Many cases of corruption by ordnance factories came into public domain. In one case, the Army had written to the Ministry of Defence (MoD) that the amount of defective ammunition supplied by the ordnance factories could have financed procurement of 100 medium artillery guns. In another case, a complete batch of one crore indigenous rounds of Tavor assault rifles was found defective. But no heads rolled because of the bureaucratic nexus. The cost effectiveness of cumulative money being poured into the governmental defence entities is huge but never related to their output. Manipulated data hides the losses. But some of them have been loss-making and the above letter by the AIDEF, CDRA and BPMS confirms some of them are in the red.
Developed nations with modern militaries rely on civil industry for procuring military systems and equipment. The exceptions are communist countries like China and Russia where individual corruption implies certain death, which cannot be practiced in a chaotic democracy like ours. The bureaucracy went for a 5-year corporatisation plan of OFB-OF because it suited it then and today has changed it because of someone thinking differently. Long-term planning has never been the forte of the bureaucracy – adhocism rules the roost.
If we want to catch up with China, the Prime Minister will need to take the hard decision to privatise the DRDO and the DPSUs
The Confederation of Defence Registered Associations comprises multiple unions including the BJP-affiliated Bhartiya Pratiraksha Mazdoor Sangh (BPMS), Left Front-affiliated All India Defence Employees' Federation (AIDEF) and Congress-affiliated Indian National Defence Workers' Federation (INDWF). It is the vote-bank politics that have held back privatisation of the governmental defence-industrial complex which resembles a white elephant. These unions went on strikes with no concern about the Chinese aggression in eastern Ladakh during 2020. Government may have passed an ordinance that workers of DPSUs are not allowed to go on strikes but rest assured, the AIDEF, CDRA and BPMS will go on strike if their demands are not met, the 3-year long India-China standoff along the entire length of the LAC notwithstanding. The possibility is more with the approaching general elections, fifth columnists and inimical forces, both internal and external, making efforts to destabilise India.
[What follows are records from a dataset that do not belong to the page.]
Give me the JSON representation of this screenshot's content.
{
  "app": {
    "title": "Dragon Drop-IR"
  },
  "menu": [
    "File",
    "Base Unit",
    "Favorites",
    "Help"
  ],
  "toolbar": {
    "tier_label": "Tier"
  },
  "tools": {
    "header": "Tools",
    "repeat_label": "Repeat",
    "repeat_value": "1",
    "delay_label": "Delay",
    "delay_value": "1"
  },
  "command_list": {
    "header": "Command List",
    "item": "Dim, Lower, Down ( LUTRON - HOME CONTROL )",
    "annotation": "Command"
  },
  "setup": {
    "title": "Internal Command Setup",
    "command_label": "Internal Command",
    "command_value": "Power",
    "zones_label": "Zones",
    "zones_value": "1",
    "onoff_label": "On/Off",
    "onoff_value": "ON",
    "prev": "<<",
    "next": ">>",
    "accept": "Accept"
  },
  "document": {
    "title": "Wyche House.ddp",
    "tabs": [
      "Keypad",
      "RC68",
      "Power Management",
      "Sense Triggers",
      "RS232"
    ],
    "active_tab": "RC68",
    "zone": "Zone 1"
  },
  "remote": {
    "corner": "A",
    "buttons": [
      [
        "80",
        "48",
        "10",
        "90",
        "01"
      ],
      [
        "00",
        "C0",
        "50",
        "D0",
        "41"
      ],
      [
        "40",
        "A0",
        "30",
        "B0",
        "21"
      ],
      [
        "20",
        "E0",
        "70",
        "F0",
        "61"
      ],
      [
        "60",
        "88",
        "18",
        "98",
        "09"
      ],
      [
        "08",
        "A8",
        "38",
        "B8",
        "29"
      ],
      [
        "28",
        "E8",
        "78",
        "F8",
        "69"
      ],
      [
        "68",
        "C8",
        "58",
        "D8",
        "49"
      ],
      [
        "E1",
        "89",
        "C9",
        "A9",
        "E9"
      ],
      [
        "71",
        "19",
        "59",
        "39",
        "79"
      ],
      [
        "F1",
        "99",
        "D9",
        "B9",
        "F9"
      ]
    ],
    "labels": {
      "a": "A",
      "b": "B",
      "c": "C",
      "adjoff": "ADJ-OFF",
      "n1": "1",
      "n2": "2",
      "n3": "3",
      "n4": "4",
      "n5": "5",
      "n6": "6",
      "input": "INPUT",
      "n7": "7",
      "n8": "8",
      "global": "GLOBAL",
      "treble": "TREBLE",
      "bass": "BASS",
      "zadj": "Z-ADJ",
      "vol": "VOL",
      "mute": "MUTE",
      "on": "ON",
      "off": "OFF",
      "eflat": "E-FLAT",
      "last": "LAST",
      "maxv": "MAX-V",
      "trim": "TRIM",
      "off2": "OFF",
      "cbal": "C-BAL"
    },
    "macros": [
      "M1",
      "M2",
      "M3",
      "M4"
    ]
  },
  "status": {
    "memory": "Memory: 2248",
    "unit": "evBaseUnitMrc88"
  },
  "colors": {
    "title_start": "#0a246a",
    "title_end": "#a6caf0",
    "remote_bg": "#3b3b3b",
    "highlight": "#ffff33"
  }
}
The question is where do we go from here? The government has set up a nine member committee to review and redefine the role of the DRDO. There were multiple committees spanning a number of years to review the organisation of the OFB and the 41 ordnance factories as well but the systemic fault lines remain unaddressed. Whether the same will happen in the review of the DRDO only time will show. But if we want to catch upwith China, the Prime Minister will need to take the hard decision to privatise the DRDO and the DPSUs; the manner in which he demonetised the old currency and the 2,000 notes. Bit by bit disinvestments would hardly suffice. Whether political expediency and voter consideration would allow this is a different issue.